Posted by FindingDulcinea Staff
A form of climate change is altering American universities, as the baby boomer generation of radical professors gives way to younger, more politically moderate educators.
The generational shift is expected to change college culture in the United States as tenured faculty members retire, and are replaced by a new breed of professors who are “not interested in fighting the battles that have been fought over the last 20 years,” said Peter W. Wood, director of the National Association of Scholars.
Concerned with juggling young families and holding onto jobs in a system with fewer tenure-track positions, younger professors like the University of Wisconsin’s Sara Goldrick-Rab say they care about social issues but are “not so ideologically driven.”
There has also been growth in fields such as health and computer sciences, engineering and business, which often attract political moderates and conservatives, rather than “more liberal social sciences and humanities.”
Members of the old and new guard of professors also say a new emphasis on up-to-date research and scientific data has led to “focused empirical questions,” rather than free-ranging discussions of “grand frameworks,” once favored in university classrooms.
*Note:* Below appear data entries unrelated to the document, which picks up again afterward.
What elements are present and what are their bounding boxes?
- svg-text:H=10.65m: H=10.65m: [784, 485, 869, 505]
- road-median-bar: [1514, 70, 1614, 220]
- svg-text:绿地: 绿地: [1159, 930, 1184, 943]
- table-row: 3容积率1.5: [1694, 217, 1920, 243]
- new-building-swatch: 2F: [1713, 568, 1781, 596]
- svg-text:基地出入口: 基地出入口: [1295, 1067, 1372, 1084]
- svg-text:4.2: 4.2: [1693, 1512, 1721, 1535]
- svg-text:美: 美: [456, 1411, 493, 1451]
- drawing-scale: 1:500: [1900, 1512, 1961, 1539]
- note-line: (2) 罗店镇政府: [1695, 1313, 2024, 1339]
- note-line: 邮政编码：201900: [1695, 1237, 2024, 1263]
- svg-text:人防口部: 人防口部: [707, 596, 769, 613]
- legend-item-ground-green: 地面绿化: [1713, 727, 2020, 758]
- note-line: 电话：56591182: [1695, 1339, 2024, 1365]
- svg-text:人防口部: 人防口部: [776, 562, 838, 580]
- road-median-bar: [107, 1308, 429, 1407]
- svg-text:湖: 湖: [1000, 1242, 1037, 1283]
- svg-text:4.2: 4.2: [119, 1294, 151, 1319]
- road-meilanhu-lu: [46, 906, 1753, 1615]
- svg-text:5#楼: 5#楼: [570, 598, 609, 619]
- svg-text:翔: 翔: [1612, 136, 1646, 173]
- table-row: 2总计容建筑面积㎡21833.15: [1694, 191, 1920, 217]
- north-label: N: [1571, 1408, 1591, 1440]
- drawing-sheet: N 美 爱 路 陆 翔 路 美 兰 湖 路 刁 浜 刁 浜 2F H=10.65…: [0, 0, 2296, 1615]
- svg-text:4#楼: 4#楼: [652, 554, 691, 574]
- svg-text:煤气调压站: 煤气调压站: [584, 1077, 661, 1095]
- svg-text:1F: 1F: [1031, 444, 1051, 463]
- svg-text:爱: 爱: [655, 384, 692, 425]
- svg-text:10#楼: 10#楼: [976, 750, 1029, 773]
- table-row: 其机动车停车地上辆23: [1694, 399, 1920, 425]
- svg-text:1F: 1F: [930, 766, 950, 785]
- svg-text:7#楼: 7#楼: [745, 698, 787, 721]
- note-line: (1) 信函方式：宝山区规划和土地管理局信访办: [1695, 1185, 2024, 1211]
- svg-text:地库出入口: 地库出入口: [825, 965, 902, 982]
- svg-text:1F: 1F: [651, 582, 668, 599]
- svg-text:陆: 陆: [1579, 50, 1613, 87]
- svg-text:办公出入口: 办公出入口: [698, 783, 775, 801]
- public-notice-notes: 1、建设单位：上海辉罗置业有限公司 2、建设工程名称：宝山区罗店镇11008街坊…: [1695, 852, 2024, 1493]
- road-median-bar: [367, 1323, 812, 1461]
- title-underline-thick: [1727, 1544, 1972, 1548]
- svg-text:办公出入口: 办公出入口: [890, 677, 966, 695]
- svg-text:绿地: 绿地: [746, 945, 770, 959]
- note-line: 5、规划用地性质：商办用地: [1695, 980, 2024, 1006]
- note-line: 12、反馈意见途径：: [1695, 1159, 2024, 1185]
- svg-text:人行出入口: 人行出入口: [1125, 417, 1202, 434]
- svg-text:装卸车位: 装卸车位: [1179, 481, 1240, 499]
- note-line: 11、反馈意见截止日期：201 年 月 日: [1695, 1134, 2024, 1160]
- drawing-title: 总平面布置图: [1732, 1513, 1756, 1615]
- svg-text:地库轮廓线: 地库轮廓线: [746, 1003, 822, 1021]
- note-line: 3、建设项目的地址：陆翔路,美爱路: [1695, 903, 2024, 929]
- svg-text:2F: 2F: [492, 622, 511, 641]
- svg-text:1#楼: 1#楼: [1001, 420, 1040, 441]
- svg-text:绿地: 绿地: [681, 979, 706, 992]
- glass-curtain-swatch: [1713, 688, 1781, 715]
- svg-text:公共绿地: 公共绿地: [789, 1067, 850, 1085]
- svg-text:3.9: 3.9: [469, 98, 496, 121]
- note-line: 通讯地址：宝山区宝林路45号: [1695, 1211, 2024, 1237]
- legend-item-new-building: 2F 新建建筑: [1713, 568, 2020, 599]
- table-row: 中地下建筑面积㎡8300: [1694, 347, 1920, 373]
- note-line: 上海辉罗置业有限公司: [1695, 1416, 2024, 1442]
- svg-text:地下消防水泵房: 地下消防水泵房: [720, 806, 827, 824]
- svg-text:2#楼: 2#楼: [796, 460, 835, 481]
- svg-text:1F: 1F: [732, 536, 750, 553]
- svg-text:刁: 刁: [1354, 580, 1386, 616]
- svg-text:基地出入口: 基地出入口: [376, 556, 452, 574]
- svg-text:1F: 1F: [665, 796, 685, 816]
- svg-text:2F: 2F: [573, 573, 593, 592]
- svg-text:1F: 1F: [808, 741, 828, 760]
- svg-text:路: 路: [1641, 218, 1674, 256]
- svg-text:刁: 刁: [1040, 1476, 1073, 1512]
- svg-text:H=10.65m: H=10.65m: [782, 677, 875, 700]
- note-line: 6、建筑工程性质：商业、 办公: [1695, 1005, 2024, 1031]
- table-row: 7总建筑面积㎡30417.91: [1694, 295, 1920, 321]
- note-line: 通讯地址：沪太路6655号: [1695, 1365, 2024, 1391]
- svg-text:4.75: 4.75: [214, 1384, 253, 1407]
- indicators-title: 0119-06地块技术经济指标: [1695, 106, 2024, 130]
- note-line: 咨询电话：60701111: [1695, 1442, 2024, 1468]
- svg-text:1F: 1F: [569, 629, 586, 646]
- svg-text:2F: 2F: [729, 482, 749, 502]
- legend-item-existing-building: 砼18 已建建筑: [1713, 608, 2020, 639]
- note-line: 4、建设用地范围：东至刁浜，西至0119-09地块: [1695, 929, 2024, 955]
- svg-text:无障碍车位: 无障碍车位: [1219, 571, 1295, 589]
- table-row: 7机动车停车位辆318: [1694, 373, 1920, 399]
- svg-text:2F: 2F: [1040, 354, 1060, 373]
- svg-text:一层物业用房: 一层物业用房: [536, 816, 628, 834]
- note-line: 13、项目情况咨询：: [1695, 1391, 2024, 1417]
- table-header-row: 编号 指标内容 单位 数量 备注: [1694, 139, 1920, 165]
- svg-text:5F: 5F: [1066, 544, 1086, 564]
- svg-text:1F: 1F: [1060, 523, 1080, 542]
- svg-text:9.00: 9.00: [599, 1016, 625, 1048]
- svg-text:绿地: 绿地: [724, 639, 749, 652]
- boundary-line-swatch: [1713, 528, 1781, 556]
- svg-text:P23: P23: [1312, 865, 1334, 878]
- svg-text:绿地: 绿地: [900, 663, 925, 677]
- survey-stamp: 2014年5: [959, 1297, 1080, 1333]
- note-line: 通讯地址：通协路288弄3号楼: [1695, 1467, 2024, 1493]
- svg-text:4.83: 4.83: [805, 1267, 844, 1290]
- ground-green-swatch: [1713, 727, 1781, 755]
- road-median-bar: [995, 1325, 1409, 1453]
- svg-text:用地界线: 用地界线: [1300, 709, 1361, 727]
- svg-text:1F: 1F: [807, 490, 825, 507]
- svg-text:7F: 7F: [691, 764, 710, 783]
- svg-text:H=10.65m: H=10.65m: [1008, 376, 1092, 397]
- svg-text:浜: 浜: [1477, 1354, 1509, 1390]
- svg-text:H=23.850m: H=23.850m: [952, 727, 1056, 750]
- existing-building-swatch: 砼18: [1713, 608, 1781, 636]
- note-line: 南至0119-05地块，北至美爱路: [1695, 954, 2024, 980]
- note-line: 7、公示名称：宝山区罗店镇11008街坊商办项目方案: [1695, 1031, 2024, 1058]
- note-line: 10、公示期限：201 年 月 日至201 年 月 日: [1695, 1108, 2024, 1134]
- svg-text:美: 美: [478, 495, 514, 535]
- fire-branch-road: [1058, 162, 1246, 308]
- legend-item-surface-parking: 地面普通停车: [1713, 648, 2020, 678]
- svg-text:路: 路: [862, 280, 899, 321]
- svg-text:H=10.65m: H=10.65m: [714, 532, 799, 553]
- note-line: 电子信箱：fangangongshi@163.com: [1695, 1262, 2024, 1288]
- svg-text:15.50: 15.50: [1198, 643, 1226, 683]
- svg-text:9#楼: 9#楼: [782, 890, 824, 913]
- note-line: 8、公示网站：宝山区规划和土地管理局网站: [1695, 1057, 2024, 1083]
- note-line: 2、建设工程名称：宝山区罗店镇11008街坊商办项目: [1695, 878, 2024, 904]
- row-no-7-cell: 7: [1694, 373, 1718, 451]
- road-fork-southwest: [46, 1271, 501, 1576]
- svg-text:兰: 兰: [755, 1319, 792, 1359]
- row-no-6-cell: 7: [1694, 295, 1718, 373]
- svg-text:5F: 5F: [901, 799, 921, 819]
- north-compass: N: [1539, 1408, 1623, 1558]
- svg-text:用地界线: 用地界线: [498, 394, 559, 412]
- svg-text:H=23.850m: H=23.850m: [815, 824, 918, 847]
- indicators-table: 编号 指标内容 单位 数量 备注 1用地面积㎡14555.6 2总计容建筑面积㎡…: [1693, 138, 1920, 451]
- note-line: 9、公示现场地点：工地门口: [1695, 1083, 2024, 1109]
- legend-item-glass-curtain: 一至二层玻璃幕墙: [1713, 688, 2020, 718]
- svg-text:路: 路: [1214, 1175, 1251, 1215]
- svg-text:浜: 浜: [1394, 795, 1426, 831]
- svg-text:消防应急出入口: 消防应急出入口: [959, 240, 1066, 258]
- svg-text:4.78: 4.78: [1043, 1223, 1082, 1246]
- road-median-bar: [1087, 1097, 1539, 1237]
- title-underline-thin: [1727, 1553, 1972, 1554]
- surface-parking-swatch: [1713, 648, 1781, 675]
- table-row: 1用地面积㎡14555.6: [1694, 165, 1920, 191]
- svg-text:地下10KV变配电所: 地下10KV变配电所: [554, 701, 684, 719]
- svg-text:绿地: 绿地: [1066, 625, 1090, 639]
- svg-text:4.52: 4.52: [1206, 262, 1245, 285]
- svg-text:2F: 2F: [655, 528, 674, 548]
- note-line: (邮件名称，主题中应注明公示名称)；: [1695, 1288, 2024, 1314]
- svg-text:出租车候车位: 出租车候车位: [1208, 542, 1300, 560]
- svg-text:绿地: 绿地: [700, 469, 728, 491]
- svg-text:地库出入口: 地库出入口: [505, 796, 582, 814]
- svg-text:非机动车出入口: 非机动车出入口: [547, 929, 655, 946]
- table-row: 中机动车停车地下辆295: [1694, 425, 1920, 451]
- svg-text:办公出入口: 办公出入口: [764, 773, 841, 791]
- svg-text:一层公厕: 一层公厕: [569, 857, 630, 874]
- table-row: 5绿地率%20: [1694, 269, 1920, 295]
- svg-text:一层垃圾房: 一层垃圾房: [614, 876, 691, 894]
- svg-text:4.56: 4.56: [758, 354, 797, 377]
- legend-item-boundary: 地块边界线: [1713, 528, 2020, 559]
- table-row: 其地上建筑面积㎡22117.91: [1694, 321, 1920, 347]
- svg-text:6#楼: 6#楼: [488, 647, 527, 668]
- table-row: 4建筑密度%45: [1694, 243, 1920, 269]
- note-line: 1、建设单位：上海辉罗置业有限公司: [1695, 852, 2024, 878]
Studies over the past two years affirm that political centrism is expanding in American universities. Some use such studies to deflect criticism, such as accusations by conservative thinker David Horowitz that “dangerous academics” are using colleges for radical liberal indoctrination.
But media studies expert Tara Brabazon advocates more open-ended discussions and critical thinking in college classrooms, saying the flood of often-unreliable information available on the Internet has “dulled students’ sense of curiosity and stifles debate” at universities.